- Born: 1 February 1947 (age 79)
- Education: Aquinas College, Perth
- Occupations: Farmer; businessman

= Trevor Flugge =

Australian farmer and businessman

Trevor James Flugge (/ˌfluːgi/ FLOO-ghee; born 1 February 1947) is an Australian farmer and businessman. He is best known as a former official of the Australian Wheat Board (AWB). He joined the board in 1984, was chair of AWB in 1995–2002, and was present at meetings in Iraq which were linked to the Oil-for-Food scandal, and an inquiry by the United Nations.

==Background==
Flugge was educated at Aquinas College, Perth, and became a farmer in the Katanning area.

In 1987, he was an unsuccessful National Party candidate for the seat of O'Connor (against Wilson Tuckey) in the Australian election that year.

Flugge has also served as chair of the Australian Wheat Growers Association, and as a board member of the major diversified company Wesfarmers.

==Oil-for-Food scandal and the Cole Inquiry==
Trevor Flugge was chair of AWB until March 2002, when he was voted off the board by the A-class shareholders (wheat growers).

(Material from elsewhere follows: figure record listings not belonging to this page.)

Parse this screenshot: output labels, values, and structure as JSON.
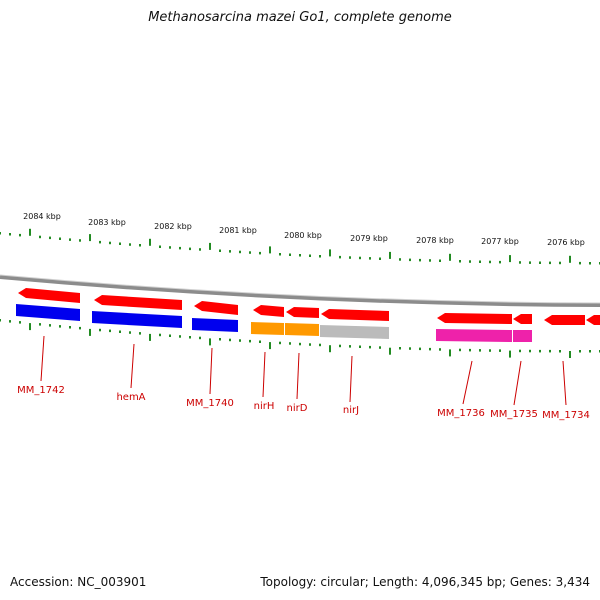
{
  "title": "Methanosarcina mazei Go1, complete genome",
  "footer": {
    "accession": "Accession: NC_003901",
    "summary": "Topology: circular; Length: 4,096,345 bp; Genes: 3,434"
  },
  "colors": {
    "forward": "#ff0000",
    "blue": "#0000ee",
    "orange": "#ff9900",
    "gray": "#bbbbbb",
    "magenta": "#ee22aa",
    "backbone": "#8c8c8c",
    "tick": "#228b22",
    "label": "#cc0000"
  },
  "scale_labels": [
    "2084 kbp",
    "2083 kbp",
    "2082 kbp",
    "2081 kbp",
    "2080 kbp",
    "2079 kbp",
    "2078 kbp",
    "2077 kbp",
    "2076 kbp"
  ],
  "gene_labels": [
    "MM_1742",
    "hemA",
    "MM_1740",
    "nirH",
    "nirD",
    "nirJ",
    "MM_1736",
    "MM_1735",
    "MM_1734"
  ]
}
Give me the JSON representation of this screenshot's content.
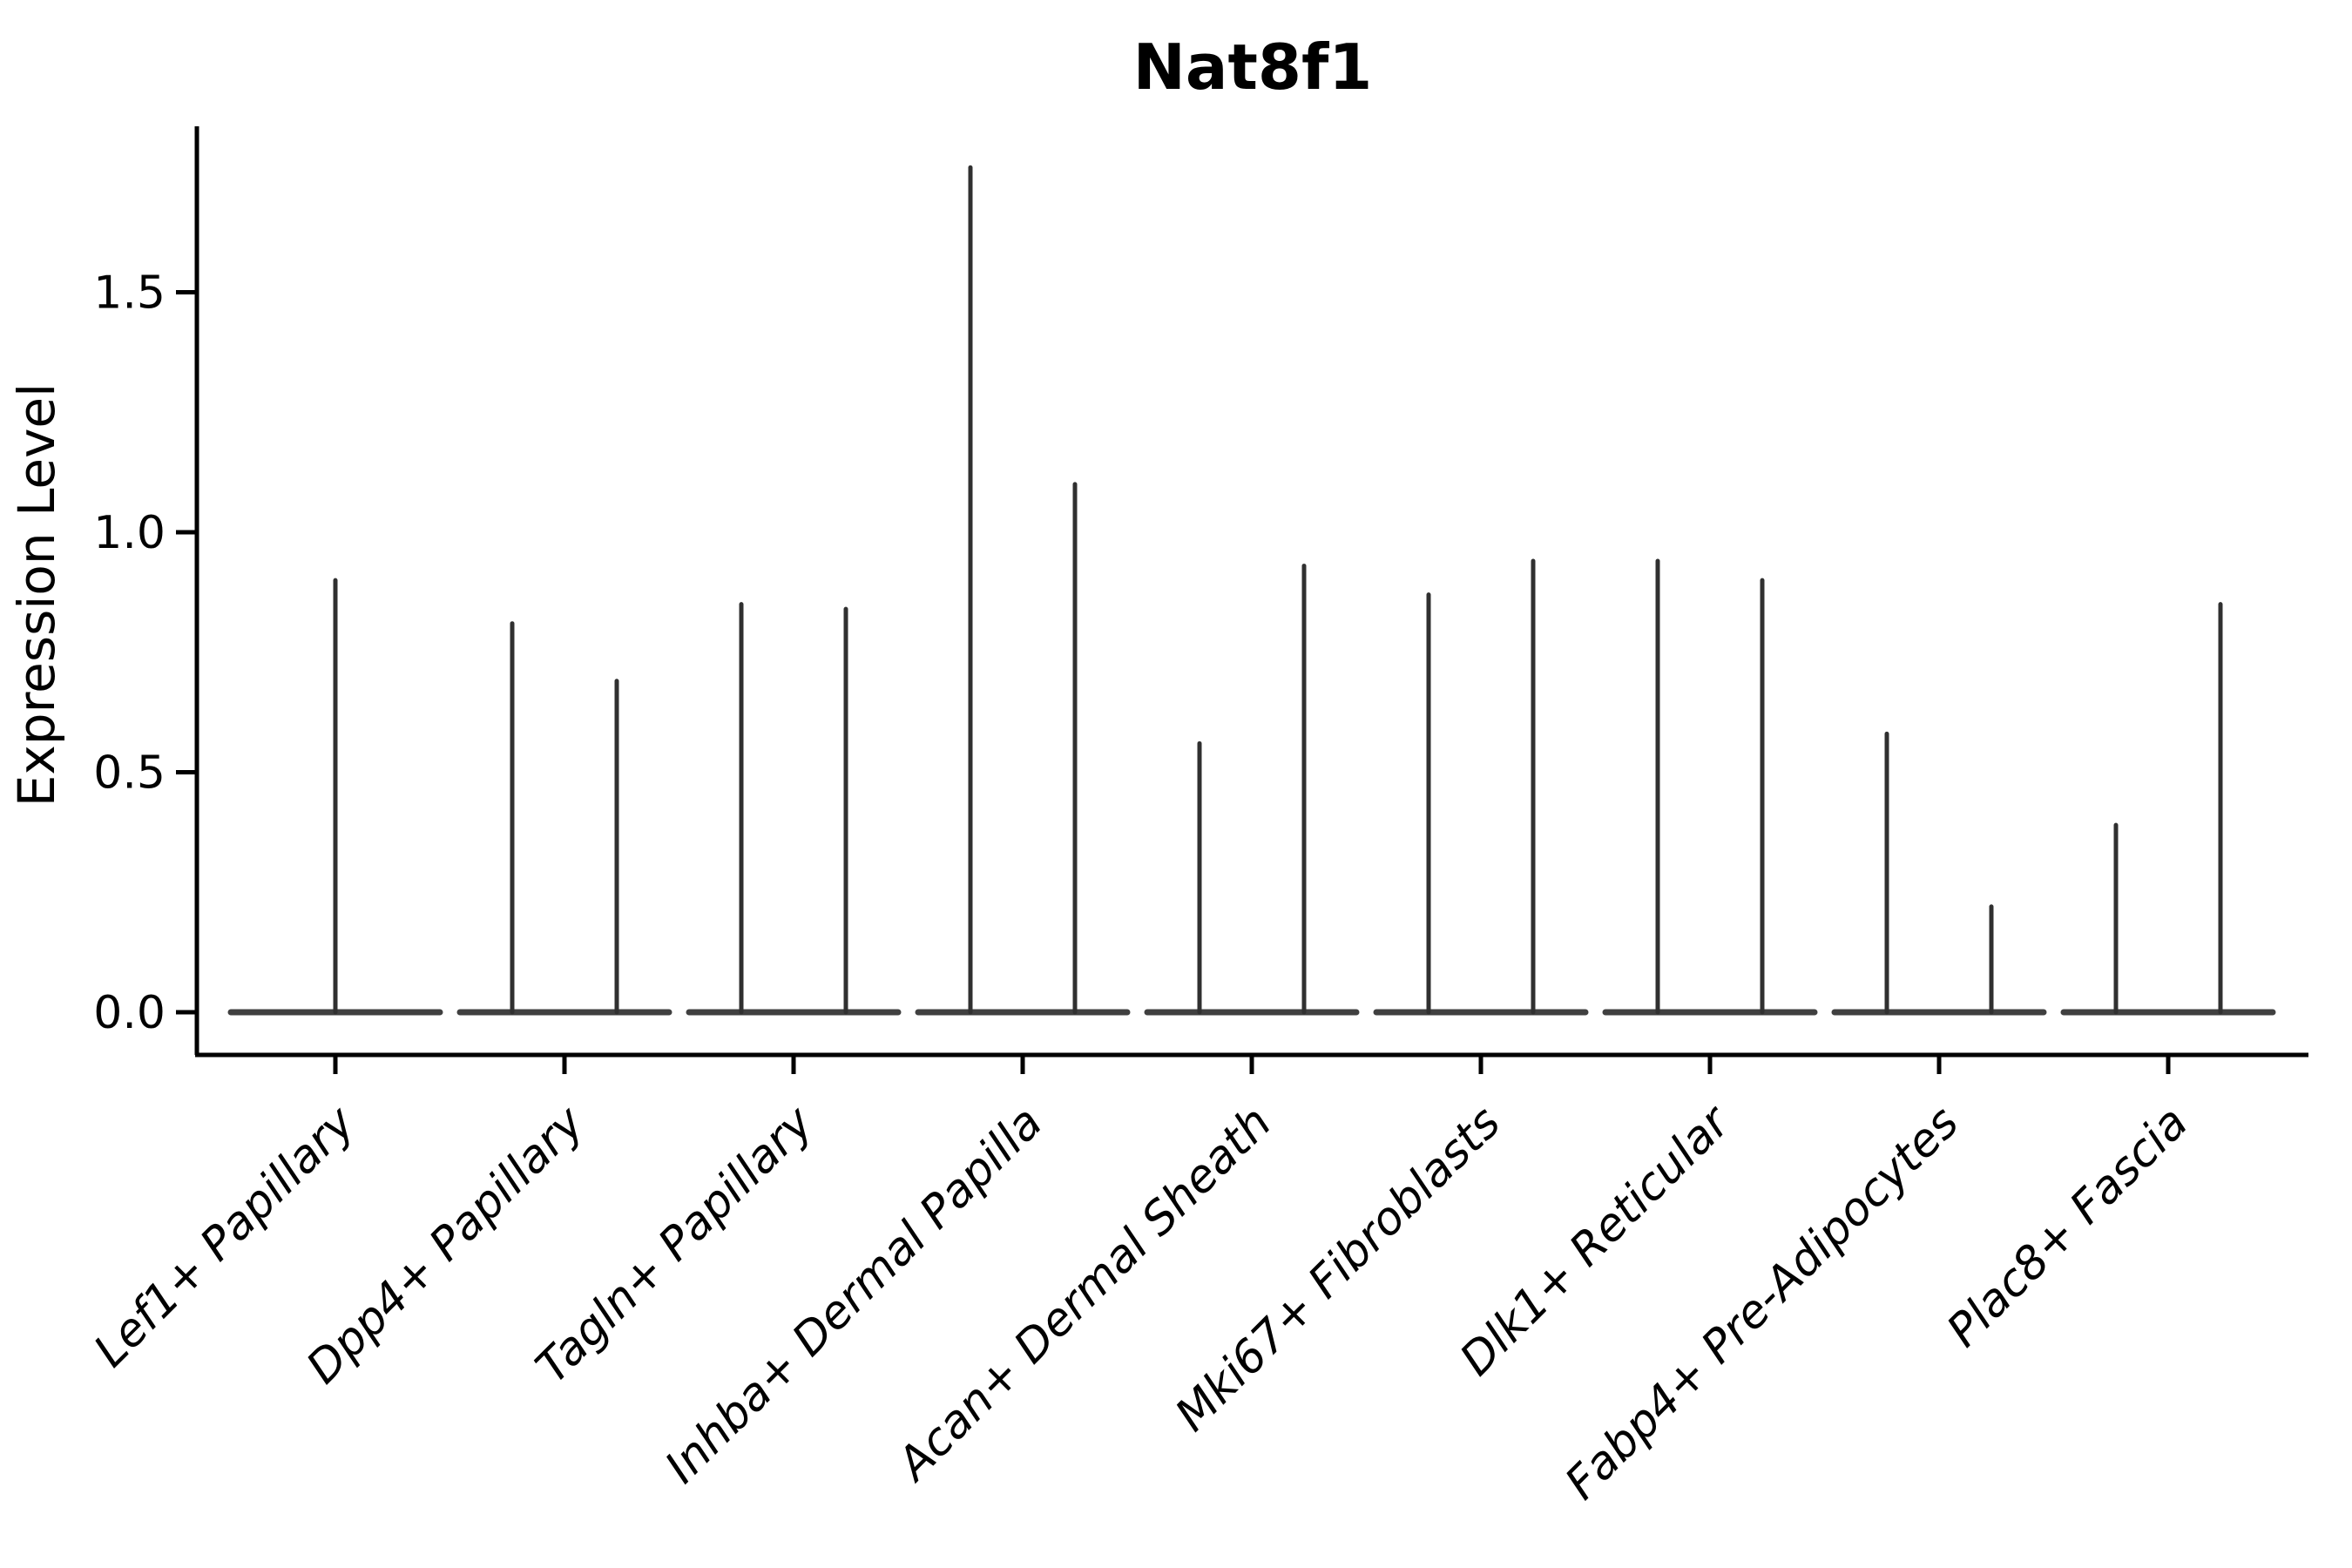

He was appointed a consultant to AWB after the vote and travelled to Baghdad later that same year, with AWB chairman Andrew Lindberg, to rescue an AWB wheat export deal with Saddam Hussein's regime.

There were later accusations that AWB had paid bribes to secure the export contract. AWB officials agreed to pay $2 million to the Iraqi regime, which would then allow wheat exports to resume. This payment was made by inflating the price of wheat contracts administered by the United Nations Oil-for-Food Programme.

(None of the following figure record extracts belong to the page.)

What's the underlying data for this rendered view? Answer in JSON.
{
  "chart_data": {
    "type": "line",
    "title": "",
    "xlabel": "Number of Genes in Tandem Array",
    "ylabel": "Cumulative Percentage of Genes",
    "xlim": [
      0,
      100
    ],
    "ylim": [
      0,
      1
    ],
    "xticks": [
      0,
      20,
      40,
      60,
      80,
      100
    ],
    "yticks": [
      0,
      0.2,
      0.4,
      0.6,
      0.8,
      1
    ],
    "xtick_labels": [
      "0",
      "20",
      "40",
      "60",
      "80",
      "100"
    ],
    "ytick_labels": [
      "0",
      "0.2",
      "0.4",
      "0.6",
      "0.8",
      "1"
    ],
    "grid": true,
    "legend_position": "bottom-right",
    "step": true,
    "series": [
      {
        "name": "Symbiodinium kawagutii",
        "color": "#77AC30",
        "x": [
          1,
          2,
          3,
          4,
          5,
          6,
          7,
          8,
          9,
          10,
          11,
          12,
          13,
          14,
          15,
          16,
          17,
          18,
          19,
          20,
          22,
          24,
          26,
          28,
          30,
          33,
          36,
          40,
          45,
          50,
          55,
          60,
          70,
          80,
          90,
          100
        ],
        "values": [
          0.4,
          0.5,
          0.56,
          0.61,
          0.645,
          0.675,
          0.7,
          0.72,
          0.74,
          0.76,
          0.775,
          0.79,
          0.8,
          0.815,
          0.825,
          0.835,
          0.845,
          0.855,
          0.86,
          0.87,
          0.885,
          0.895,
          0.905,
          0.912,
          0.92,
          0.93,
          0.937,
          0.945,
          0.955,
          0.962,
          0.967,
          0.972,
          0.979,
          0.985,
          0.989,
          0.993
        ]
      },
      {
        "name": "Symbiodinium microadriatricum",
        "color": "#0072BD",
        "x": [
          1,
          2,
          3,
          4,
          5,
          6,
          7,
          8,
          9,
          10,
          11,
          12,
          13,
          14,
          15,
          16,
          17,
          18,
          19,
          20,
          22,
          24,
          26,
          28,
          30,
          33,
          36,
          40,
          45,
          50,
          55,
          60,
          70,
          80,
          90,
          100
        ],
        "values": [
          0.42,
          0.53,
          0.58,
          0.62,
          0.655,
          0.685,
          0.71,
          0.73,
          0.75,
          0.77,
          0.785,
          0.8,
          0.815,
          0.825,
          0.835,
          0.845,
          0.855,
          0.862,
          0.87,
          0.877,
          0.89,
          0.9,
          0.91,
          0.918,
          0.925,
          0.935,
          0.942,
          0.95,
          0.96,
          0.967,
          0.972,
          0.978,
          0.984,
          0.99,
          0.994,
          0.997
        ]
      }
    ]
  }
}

Following the 2003 invasion and overthrow of the Hussein regime, Flugge was made a senior adviser to the Iraqi agriculture department.

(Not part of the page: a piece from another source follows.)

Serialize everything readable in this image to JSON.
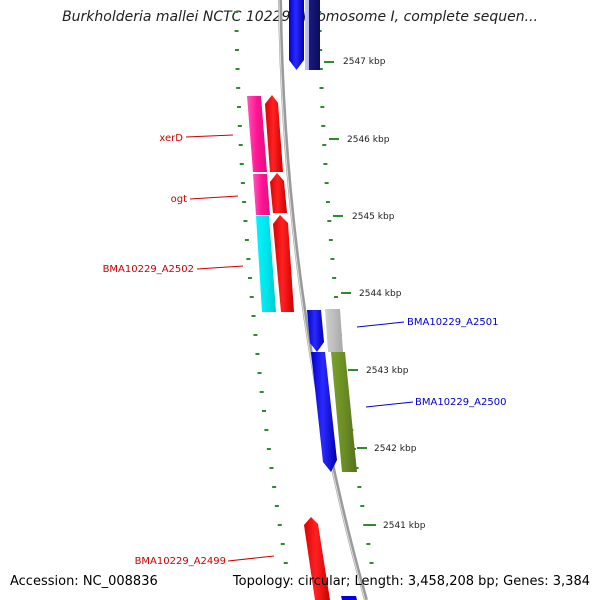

After the bribery became public in 2005, Flugge denied to the UN's Volker inquiry that he knew about AWB's payments to the Hussein regime. Flugge was also called before an Australian government investigation in 2005, the Cole inquiry. When giving evidence to the latter inquiry, Flugge frequently claimed to have no knowledge of matters discussed at meetings he attended, due to hearing loss.